Find the value of \[\cos \left( {{\tan }^{-1}}\left( \dfrac{1}{3} \right)+{{\tan }^{-1}}\left( \dfrac{1}{2} \right) \right)\]
A) \[\dfrac{1}{\sqrt{2}}\]
B) \[\dfrac{\sqrt{3}}{2}\]
C) \[\dfrac{1}{2}\]
D) \[\dfrac{\pi }{4}\]

Answer 1

Hint: In this particular problem you have to use the formula for \[{{\tan }^{-1}}\left( A \right)+{{\tan }^{-1}}\left( B \right)={{\tan }^{-1}}\left( \dfrac{A+B}{1-AB} \right)\], Comparing with the given problem we have the value of A and B. We simplify this by the help of LCM method and on further we use the standard trigonometric values to get the desired results.

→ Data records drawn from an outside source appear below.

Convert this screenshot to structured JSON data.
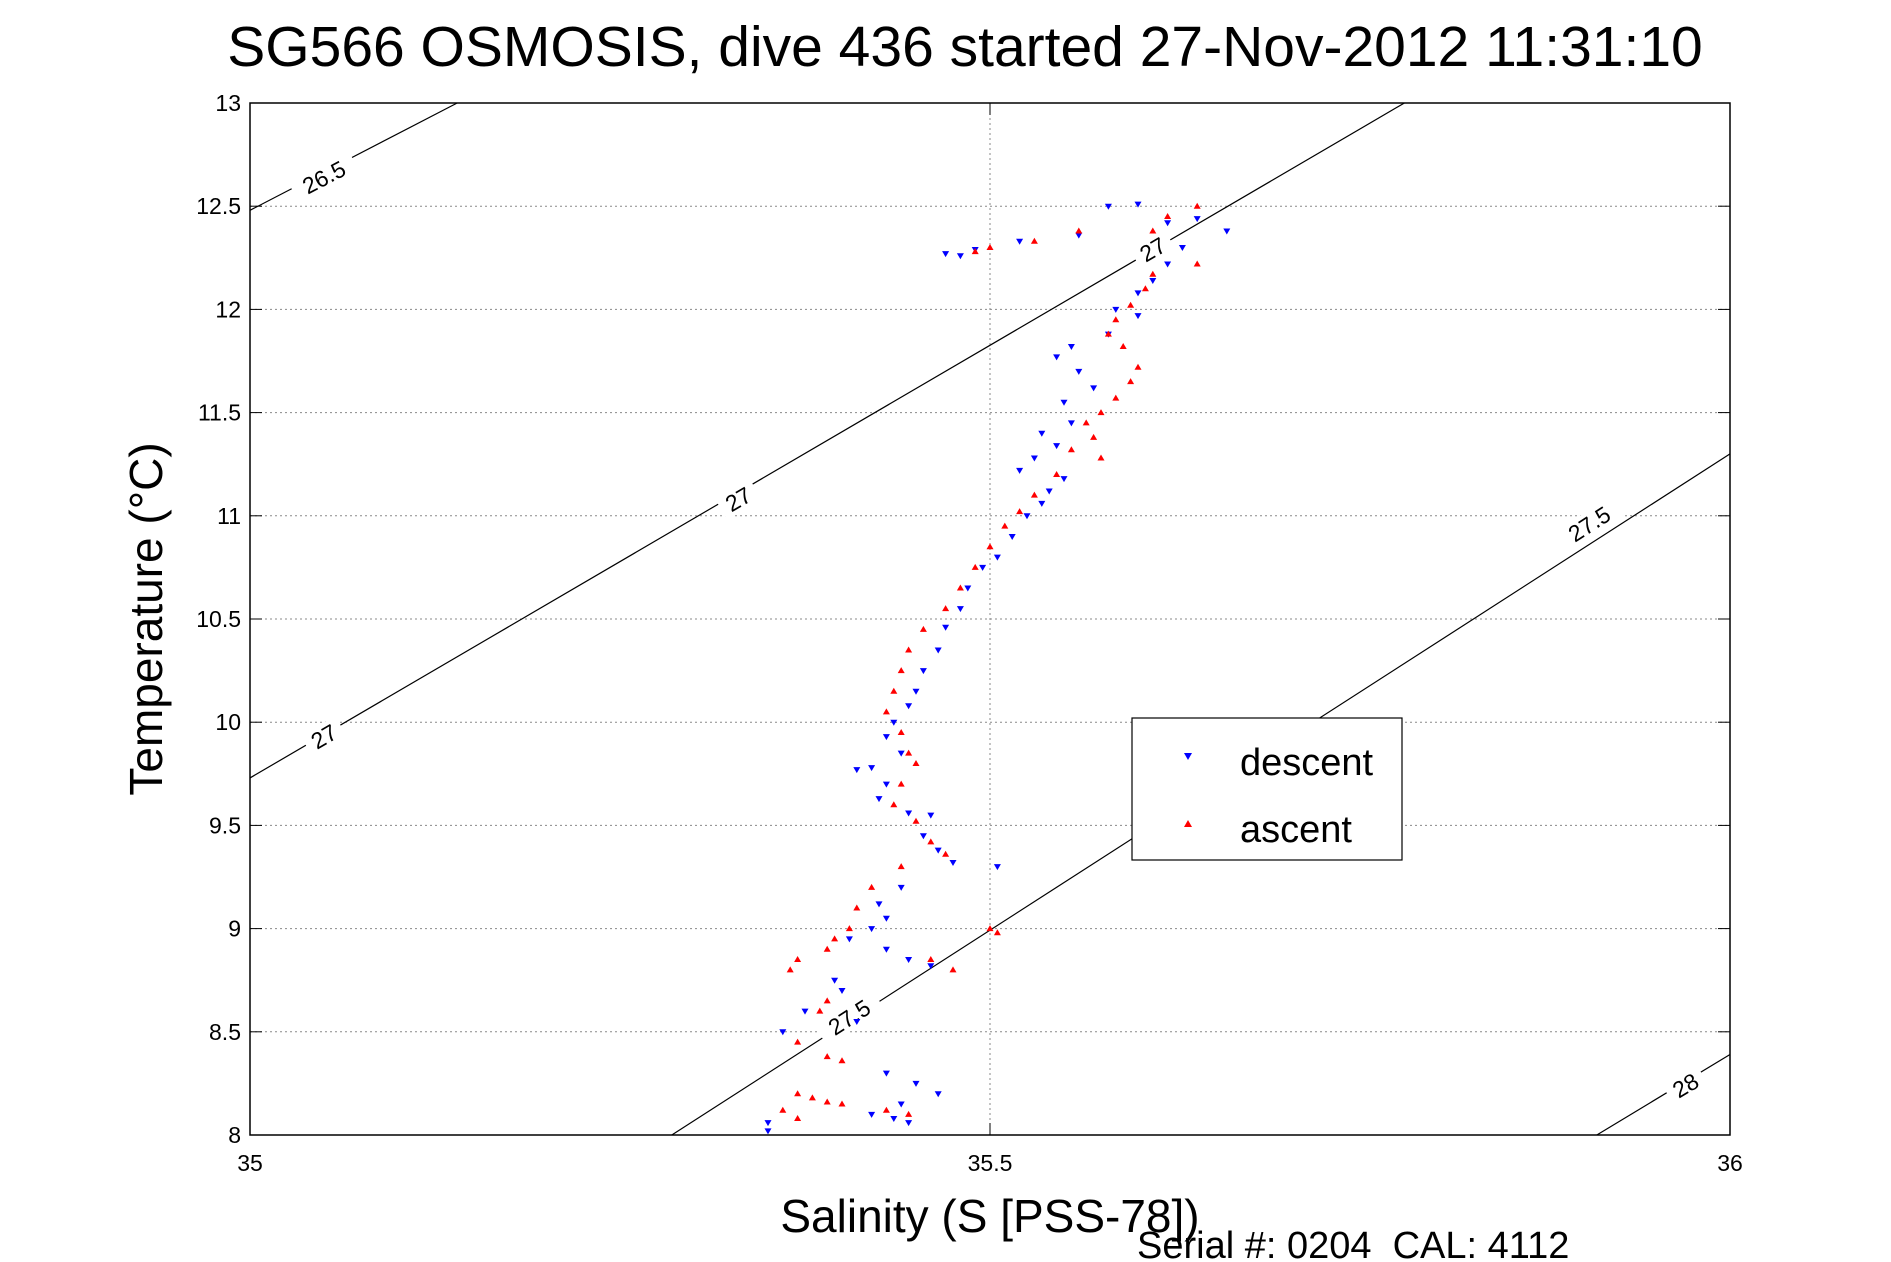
{
  "chart_data": {
    "type": "scatter",
    "title": "SG566 OSMOSIS, dive 436 started 27-Nov-2012 11:31:10",
    "xlabel": "Salinity (S [PSS-78])",
    "ylabel": "Temperature (°C)",
    "xlim": [
      35,
      36
    ],
    "ylim": [
      8,
      13
    ],
    "xticks": [
      "35",
      "35.5",
      "36"
    ],
    "xtick_values": [
      35,
      35.5,
      36
    ],
    "yticks": [
      "8",
      "8.5",
      "9",
      "9.5",
      "10",
      "10.5",
      "11",
      "11.5",
      "12",
      "12.5",
      "13"
    ],
    "ytick_values": [
      8,
      8.5,
      9,
      9.5,
      10,
      10.5,
      11,
      11.5,
      12,
      12.5,
      13
    ],
    "grid": true,
    "legend_position": "right",
    "footer": "Serial #: 0204  CAL: 4112",
    "colors": {
      "descent": "#0000ff",
      "ascent": "#ff0000",
      "contour": "#000000"
    },
    "contours": [
      {
        "level": "26.5",
        "line": [
          [
            35.0,
            12.48
          ],
          [
            35.14,
            13.0
          ]
        ],
        "labels": [
          [
            35.05,
            12.64
          ]
        ]
      },
      {
        "level": "27",
        "line": [
          [
            35.0,
            9.73
          ],
          [
            35.78,
            13.0
          ]
        ],
        "labels": [
          [
            35.05,
            9.93
          ],
          [
            35.33,
            11.08
          ],
          [
            35.61,
            12.29
          ]
        ]
      },
      {
        "level": "27.5",
        "line": [
          [
            35.285,
            8.0
          ],
          [
            36.0,
            11.3
          ]
        ],
        "labels": [
          [
            35.405,
            8.57
          ],
          [
            35.905,
            10.96
          ]
        ]
      },
      {
        "level": "28",
        "line": [
          [
            35.91,
            8.0
          ],
          [
            36.0,
            8.39
          ]
        ],
        "labels": [
          [
            35.97,
            8.24
          ]
        ]
      }
    ],
    "series": [
      {
        "name": "descent",
        "marker": "triangle-down",
        "color": "#0000ff",
        "points": [
          [
            35.6,
            12.51
          ],
          [
            35.58,
            12.5
          ],
          [
            35.64,
            12.44
          ],
          [
            35.62,
            12.42
          ],
          [
            35.66,
            12.38
          ],
          [
            35.56,
            12.36
          ],
          [
            35.52,
            12.33
          ],
          [
            35.49,
            12.29
          ],
          [
            35.47,
            12.27
          ],
          [
            35.48,
            12.26
          ],
          [
            35.63,
            12.3
          ],
          [
            35.62,
            12.22
          ],
          [
            35.61,
            12.14
          ],
          [
            35.6,
            12.08
          ],
          [
            35.585,
            12.0
          ],
          [
            35.6,
            11.97
          ],
          [
            35.58,
            11.88
          ],
          [
            35.555,
            11.82
          ],
          [
            35.545,
            11.77
          ],
          [
            35.56,
            11.7
          ],
          [
            35.57,
            11.62
          ],
          [
            35.55,
            11.55
          ],
          [
            35.555,
            11.45
          ],
          [
            35.535,
            11.4
          ],
          [
            35.545,
            11.34
          ],
          [
            35.53,
            11.28
          ],
          [
            35.52,
            11.22
          ],
          [
            35.55,
            11.18
          ],
          [
            35.54,
            11.12
          ],
          [
            35.535,
            11.06
          ],
          [
            35.525,
            11.0
          ],
          [
            35.515,
            10.9
          ],
          [
            35.505,
            10.8
          ],
          [
            35.495,
            10.75
          ],
          [
            35.485,
            10.65
          ],
          [
            35.48,
            10.55
          ],
          [
            35.47,
            10.46
          ],
          [
            35.465,
            10.35
          ],
          [
            35.455,
            10.25
          ],
          [
            35.45,
            10.15
          ],
          [
            35.445,
            10.08
          ],
          [
            35.435,
            10.0
          ],
          [
            35.43,
            9.93
          ],
          [
            35.44,
            9.85
          ],
          [
            35.42,
            9.78
          ],
          [
            35.41,
            9.77
          ],
          [
            35.43,
            9.7
          ],
          [
            35.425,
            9.63
          ],
          [
            35.445,
            9.56
          ],
          [
            35.46,
            9.55
          ],
          [
            35.455,
            9.45
          ],
          [
            35.465,
            9.38
          ],
          [
            35.475,
            9.32
          ],
          [
            35.505,
            9.3
          ],
          [
            35.44,
            9.2
          ],
          [
            35.425,
            9.12
          ],
          [
            35.43,
            9.05
          ],
          [
            35.42,
            9.0
          ],
          [
            35.405,
            8.95
          ],
          [
            35.43,
            8.9
          ],
          [
            35.445,
            8.85
          ],
          [
            35.46,
            8.82
          ],
          [
            35.395,
            8.75
          ],
          [
            35.4,
            8.7
          ],
          [
            35.375,
            8.6
          ],
          [
            35.36,
            8.5
          ],
          [
            35.41,
            8.55
          ],
          [
            35.43,
            8.3
          ],
          [
            35.45,
            8.25
          ],
          [
            35.465,
            8.2
          ],
          [
            35.44,
            8.15
          ],
          [
            35.42,
            8.1
          ],
          [
            35.435,
            8.08
          ],
          [
            35.445,
            8.06
          ],
          [
            35.35,
            8.06
          ],
          [
            35.35,
            8.02
          ]
        ]
      },
      {
        "name": "ascent",
        "marker": "triangle-up",
        "color": "#ff0000",
        "points": [
          [
            35.64,
            12.5
          ],
          [
            35.62,
            12.45
          ],
          [
            35.61,
            12.38
          ],
          [
            35.56,
            12.38
          ],
          [
            35.53,
            12.33
          ],
          [
            35.5,
            12.3
          ],
          [
            35.49,
            12.28
          ],
          [
            35.64,
            12.22
          ],
          [
            35.61,
            12.17
          ],
          [
            35.605,
            12.1
          ],
          [
            35.595,
            12.02
          ],
          [
            35.585,
            11.95
          ],
          [
            35.58,
            11.88
          ],
          [
            35.59,
            11.82
          ],
          [
            35.6,
            11.72
          ],
          [
            35.595,
            11.65
          ],
          [
            35.585,
            11.57
          ],
          [
            35.575,
            11.5
          ],
          [
            35.565,
            11.45
          ],
          [
            35.57,
            11.38
          ],
          [
            35.555,
            11.32
          ],
          [
            35.575,
            11.28
          ],
          [
            35.545,
            11.2
          ],
          [
            35.53,
            11.1
          ],
          [
            35.52,
            11.02
          ],
          [
            35.51,
            10.95
          ],
          [
            35.5,
            10.85
          ],
          [
            35.49,
            10.75
          ],
          [
            35.48,
            10.65
          ],
          [
            35.47,
            10.55
          ],
          [
            35.455,
            10.45
          ],
          [
            35.445,
            10.35
          ],
          [
            35.44,
            10.25
          ],
          [
            35.435,
            10.15
          ],
          [
            35.43,
            10.05
          ],
          [
            35.44,
            9.95
          ],
          [
            35.445,
            9.85
          ],
          [
            35.45,
            9.8
          ],
          [
            35.44,
            9.7
          ],
          [
            35.435,
            9.6
          ],
          [
            35.45,
            9.52
          ],
          [
            35.46,
            9.42
          ],
          [
            35.47,
            9.36
          ],
          [
            35.44,
            9.3
          ],
          [
            35.42,
            9.2
          ],
          [
            35.41,
            9.1
          ],
          [
            35.405,
            9.0
          ],
          [
            35.395,
            8.95
          ],
          [
            35.39,
            8.9
          ],
          [
            35.37,
            8.85
          ],
          [
            35.365,
            8.8
          ],
          [
            35.46,
            8.85
          ],
          [
            35.475,
            8.8
          ],
          [
            35.5,
            9.0
          ],
          [
            35.505,
            8.98
          ],
          [
            35.39,
            8.65
          ],
          [
            35.385,
            8.6
          ],
          [
            35.37,
            8.45
          ],
          [
            35.39,
            8.38
          ],
          [
            35.4,
            8.36
          ],
          [
            35.37,
            8.2
          ],
          [
            35.38,
            8.18
          ],
          [
            35.39,
            8.16
          ],
          [
            35.4,
            8.15
          ],
          [
            35.43,
            8.12
          ],
          [
            35.445,
            8.1
          ],
          [
            35.36,
            8.12
          ],
          [
            35.37,
            8.08
          ]
        ]
      }
    ]
  }
}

Complete step by step answer:
In this type of problems, expression is given that \[\cos \left( {{\tan }^{-1}}\left( \dfrac{1}{3} \right)+{{\tan }^{-1}}\left( \dfrac{1}{2} \right) \right)---(1)\]
We have to find the value of this above equation for that we need to use the trigonometry formula that is \[{{\tan }^{-1}}\left( A \right)+{{\tan }^{-1}}\left( B \right)={{\tan }^{-1}}\left( \dfrac{A+B}{1-AB} \right)\]
Here, in this problem A and B is given in the equation (1) that is \[A=\dfrac{1}{3}\]and\[B=\dfrac{1}{2}\]substitute this value in above formula we get:
\[{{\tan }^{-1}}\left( \dfrac{1}{3} \right)+{{\tan }^{-1}}\left( \dfrac{1}{2} \right)={{\tan }^{-1}}\left( \dfrac{\dfrac{1}{3}+\dfrac{1}{2}}{1-\left( \dfrac{1}{3} \right)\left( \dfrac{1}{2} \right)} \right)\]
Now we have to simplify the above equation by taking LCM we get:
\[{{\tan }^{-1}}\left( \dfrac{1}{3} \right)+{{\tan }^{-1}}\left( \dfrac{1}{2} \right)={{\tan }^{-1}}\left( \dfrac{\dfrac{5}{6}}{1-\left( \dfrac{1}{6} \right)} \right)\]
Multiply the above the equation by 6 on numerator as well as denominator
\[{{\tan }^{-1}}\left( \dfrac{1}{3} \right)+{{\tan }^{-1}}\left( \dfrac{1}{2} \right)={{\tan }^{-1}}\left( \dfrac{\dfrac{5}{6}\times 6}{6\times \left[ 1-\left( \dfrac{1}{6} \right) \right]} \right)\]
By further simplification and further solving this we get:
\[{{\tan }^{-1}}\left( \dfrac{1}{3} \right)+{{\tan }^{-1}}\left( \dfrac{1}{2} \right)={{\tan }^{-1}}\left( \dfrac{5}{6-1} \right)\]
By further solving this above equation we get:
\[{{\tan }^{-1}}\left( \dfrac{1}{3} \right)+{{\tan }^{-1}}\left( \dfrac{1}{2} \right)={{\tan }^{-1}}\left( \dfrac{5}{5} \right)\]
If you observe this above equation then you can see that 5 get cancelled that means it remains 1 that is \[{{\tan }^{-1}}\left( 1 \right)=\dfrac{\pi }{4}\]
\[{{\tan }^{-1}}\left( \dfrac{1}{3} \right)+{{\tan }^{-1}}\left( \dfrac{1}{2} \right)={{\tan }^{-1}}\left( 1 \right)\]
As we know that \[{{\tan }^{-1}}\left( 1 \right)=\dfrac{\pi }{4}\]substitute this value in above equation we get:
\[{{\tan }^{-1}}\left( \dfrac{1}{3} \right)+{{\tan }^{-1}}\left( \dfrac{1}{2} \right)=\dfrac{\pi }{4}---(2)\]
As we get the equation (2)
Now, we have to substitute the value of equation (2) on equation (1) we get:
\[\cos \left( {{\tan }^{-1}}\left( \dfrac{1}{3} \right)+{{\tan }^{-1}}\left( \dfrac{1}{2} \right) \right)=\cos \left( \dfrac{\pi }{4} \right)\]
As we already know that\[\cos \left( \dfrac{\pi }{4} \right)=\dfrac{1}{\sqrt{2}}\]and substitute this value in above equation we get:
\[\cos \left( {{\tan }^{-1}}\left( \dfrac{1}{3} \right)+{{\tan }^{-1}}\left( \dfrac{1}{2} \right) \right)=\dfrac{1}{\sqrt{2}}\]
Therefore, the correct option is option (A).

Note:
In this problem we have to keep in mind which formula is to be used for particular problems. So, read the question carefully about what is given and what we have to find based on that we have to use the formula. In this case we have to use the trigonometry property. Remember all the trigonometric values such as \[\tan \left( \dfrac{\pi }{4} \right)=1\].